Eber Haddad est un analyste politique vivant aux Etats-Unis. Pour Le Diplomate, il répond à nos questions afin d’analyser la victoire de Trump et ses enjeux pour les Etats-Unis et le monde…

Propos recueillis par Angélique Bouchard

Le Diplomate : Vous êtes un des rares observateurs à avoir annoncé une éventuelle victoire de Trump. Celle-ci a d’ailleurs été, contre toute attente, triomphale et un véritable raz-de-marée. Comment l’analysez-vous et d’après vous qu’est-ce que cela va changer pour les États-Unis ? Et y aura-t-il des répercussions en Europe sur le plan strictement politique (pour les populistes, le progressisme, le wokisme etc…) ?

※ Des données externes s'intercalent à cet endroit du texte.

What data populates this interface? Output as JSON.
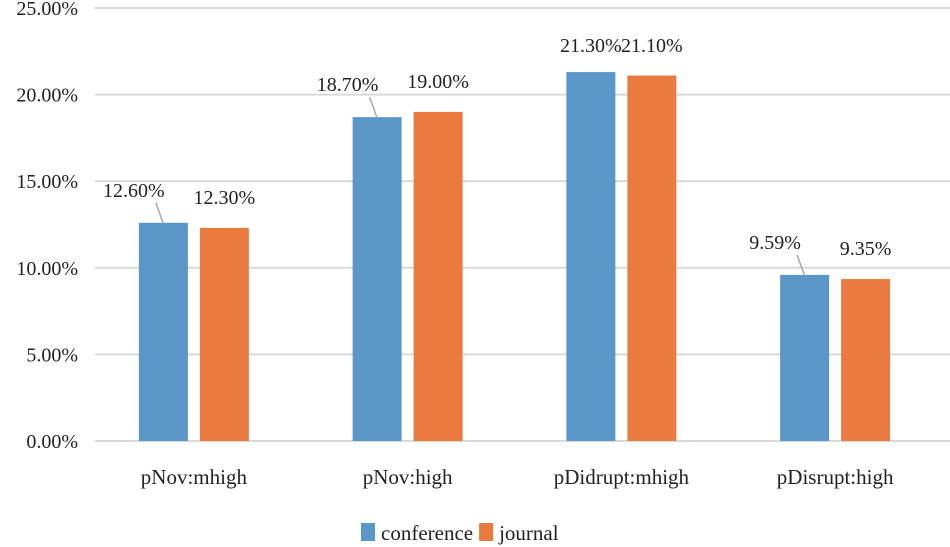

Eber Haddad : La victoire de Trump était prévisible sauf si on ne voulait pas la voir, comme de nombreux médias l’ont fait aussi bien en France qu’aux États-Unis. Beaucoup ont pris leur désir de victoire de Kamala Harris, dont la plupart ne connaissait rien d’elle, pour la réalité et se sont lamentablement « plantés ». On savait, dans les sondages fiables et honnêtes, que ça n’a jamais été au coude à coude et Trump était donné gagnant. Ce qui était plutôt inattendu c’est l’ampleur de la victoire et la composition de l’électorat de Trump qui a ratissé large : des gains substantiels chez les Afro-Américains, un électeur sur trois, chez les Américains d’origine asiatique et surtout chez les Hispaniques où il a capté 55% des électeurs. La grande surprise pour certains observateurs vient du haut pourcentage d’électeurs de moins de 30 ans, la « génération Z », 56% chez les hommes et 40% chez les femmes, alors qu’elles n’étaient que 32% à voter pour lui en 2020. Trump a réussi à changer les parti Républicain de l’intérieur et les caciques de ce parti, les Bush, Cheney, McConnell, Romney, etc… sont relégués à l’arrière-plan et en voie de disparition. Ça lui a permis d’obtenir une nette majorité au Sénat et la majorité à la Chambre des Représentants qui pourrait encore s’élargir car il y a trois résultats qui ne sont toujours pas connus mais favorables, semble-t-il, aux Républicains. Trump à dépassé son adversaire de 3 millions de votes populaires qui ne comptent pas pour l’élection elle-même mais sont une indication de sa popularité. Ce sont, bien sûr, les grands électeurs qui décident, Trump en a obtenu 312 et Kamala Harris seulement 226. Pour résumer c’est une véritable révolution qui a eu lieu lors de ces élections et le parti Démocrate en sort amoindri sinon marginalisé pour un bon moment, n’ayant aucun leader digne de ce nom à l’horizon et, surtout, n’ayant pas encore tiré les leçons de sa défaite, ce qui prendra probablement beaucoup de temps. L’ère Obama est bien finie même si sa capacité de nuisance subsiste encore, en politique on ne peut jamais tirer de conclusions formelles, mais on peut considérer que le 44ème président est politiquement terminé ce qui aurait déjà dû être le cas depuis 2016. Il ne bénéficie plus de la côte d’amour qui l’avait propulsé en 2008 et, un peu moins, en 2012.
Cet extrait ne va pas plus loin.